I never said that force always succedes, simply that it can succede where pacifism fails. Indeed, there are occassions where a violant response IS counter-productive. Your Palistinian example is apt, and if they ever do figure out that they can cripple Israel through massive nonviolant resistance Israel is truly screwed. However, such resistance requires more solidarity and leadership than the Palistinians are capable of achieving at the moment.
 
One rifleman can take out the most powerfull man in the world. Thus an armed population can very well exterminate the ruling class.
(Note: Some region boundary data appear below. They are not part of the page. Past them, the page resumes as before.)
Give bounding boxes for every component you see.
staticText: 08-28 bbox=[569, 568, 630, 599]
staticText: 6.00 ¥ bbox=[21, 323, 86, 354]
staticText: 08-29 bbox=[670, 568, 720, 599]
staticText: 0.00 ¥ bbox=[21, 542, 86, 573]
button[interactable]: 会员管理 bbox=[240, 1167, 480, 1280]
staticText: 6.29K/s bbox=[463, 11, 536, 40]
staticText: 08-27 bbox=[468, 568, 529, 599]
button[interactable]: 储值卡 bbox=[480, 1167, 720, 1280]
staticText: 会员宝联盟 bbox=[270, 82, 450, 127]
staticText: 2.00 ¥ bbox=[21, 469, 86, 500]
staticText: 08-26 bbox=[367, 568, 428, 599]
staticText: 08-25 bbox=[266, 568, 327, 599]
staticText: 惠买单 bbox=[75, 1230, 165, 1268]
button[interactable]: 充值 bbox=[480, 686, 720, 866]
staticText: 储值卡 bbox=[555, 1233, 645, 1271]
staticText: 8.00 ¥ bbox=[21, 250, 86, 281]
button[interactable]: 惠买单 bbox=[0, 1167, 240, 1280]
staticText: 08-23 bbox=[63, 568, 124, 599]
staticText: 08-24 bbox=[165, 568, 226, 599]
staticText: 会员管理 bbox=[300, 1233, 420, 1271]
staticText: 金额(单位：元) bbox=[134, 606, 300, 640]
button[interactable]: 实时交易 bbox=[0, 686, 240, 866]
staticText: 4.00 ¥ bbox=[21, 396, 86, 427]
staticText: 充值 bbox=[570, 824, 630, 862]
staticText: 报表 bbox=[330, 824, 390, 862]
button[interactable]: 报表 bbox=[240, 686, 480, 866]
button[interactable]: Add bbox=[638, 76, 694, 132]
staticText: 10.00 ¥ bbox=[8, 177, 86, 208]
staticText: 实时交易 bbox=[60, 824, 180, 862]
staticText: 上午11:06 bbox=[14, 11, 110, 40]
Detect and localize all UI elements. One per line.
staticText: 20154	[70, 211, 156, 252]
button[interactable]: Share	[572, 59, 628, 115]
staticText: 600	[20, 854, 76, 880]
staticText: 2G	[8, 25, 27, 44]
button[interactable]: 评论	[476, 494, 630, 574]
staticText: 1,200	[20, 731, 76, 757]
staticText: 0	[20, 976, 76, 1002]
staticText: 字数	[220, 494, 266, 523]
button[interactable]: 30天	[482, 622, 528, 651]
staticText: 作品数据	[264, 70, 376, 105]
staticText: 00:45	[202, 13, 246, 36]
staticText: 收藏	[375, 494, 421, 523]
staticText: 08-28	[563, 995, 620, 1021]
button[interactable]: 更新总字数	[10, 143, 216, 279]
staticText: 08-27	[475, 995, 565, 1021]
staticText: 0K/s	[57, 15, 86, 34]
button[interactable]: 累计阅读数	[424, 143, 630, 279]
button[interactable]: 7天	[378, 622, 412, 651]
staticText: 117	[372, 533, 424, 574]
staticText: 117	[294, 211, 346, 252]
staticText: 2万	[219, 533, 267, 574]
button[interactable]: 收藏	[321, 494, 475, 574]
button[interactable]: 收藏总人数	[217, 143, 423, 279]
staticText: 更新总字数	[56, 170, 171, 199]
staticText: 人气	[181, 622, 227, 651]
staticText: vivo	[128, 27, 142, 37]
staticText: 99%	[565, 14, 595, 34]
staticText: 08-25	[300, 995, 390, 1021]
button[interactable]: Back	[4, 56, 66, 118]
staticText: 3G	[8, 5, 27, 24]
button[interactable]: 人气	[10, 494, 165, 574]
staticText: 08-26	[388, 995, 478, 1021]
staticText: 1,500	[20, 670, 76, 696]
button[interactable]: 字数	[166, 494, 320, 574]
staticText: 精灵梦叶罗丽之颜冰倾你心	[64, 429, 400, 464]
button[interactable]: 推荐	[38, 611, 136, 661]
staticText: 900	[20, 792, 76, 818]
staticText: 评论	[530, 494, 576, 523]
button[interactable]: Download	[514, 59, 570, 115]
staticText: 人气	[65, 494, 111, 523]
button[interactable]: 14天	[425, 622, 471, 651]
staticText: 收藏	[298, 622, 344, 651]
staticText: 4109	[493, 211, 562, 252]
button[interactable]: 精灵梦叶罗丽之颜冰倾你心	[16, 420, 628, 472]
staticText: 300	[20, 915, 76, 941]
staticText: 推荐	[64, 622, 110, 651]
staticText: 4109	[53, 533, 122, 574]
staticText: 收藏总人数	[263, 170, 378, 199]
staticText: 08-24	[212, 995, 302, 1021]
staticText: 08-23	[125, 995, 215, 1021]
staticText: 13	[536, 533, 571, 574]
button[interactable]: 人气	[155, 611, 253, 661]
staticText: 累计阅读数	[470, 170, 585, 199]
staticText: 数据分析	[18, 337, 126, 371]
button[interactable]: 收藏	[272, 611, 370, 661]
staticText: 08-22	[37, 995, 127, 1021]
I think the biggest push for gun control comes from the fact that the USA is changing. We are gradually losing the middle class. Factories are being closed down and what were once good union jobs are going to overseas sweatshops. We have more billionaires today while much of the population has become urban working poor.

I am a carpenter and have noticed that we do not build affordable rambler style homes anymore. New homes are larger and start at $250,000.00
We build apartments for everyone below that income level.

This signifies a big change. America was a middle class nation, but we are fast becoming like the rest of the world where you have a wealthy class and a working poor class.

Thus we see more gun controls along with other cultural changes. This of course was planned by the globalists.
 

Bulldog44

New member
Thus we see more gun controls along with other cultural changes. This of course was planned by the globalists.

Sixgun_Symphony, I submit the following:

We are grateful to The Washington Post, The New York Times, Time Magazine and other great publications whose directors have attended our meetings and respected their promises of discretion for almost forty years. It would have been impossible for us to develop our plan for the world if we had been subject to the bright lights of publicity during those years. But, the work is now much more sophisticated and prepared to march towards a world government. The supranational sovereignty of an intellectual elite and world bankers is surely preferable to the national autodetermination practiced in past centuries."

David Rockefeller, founder of the Trilateral Commission, in an address to a meeting of The Trilateral Commission, in June, 1991.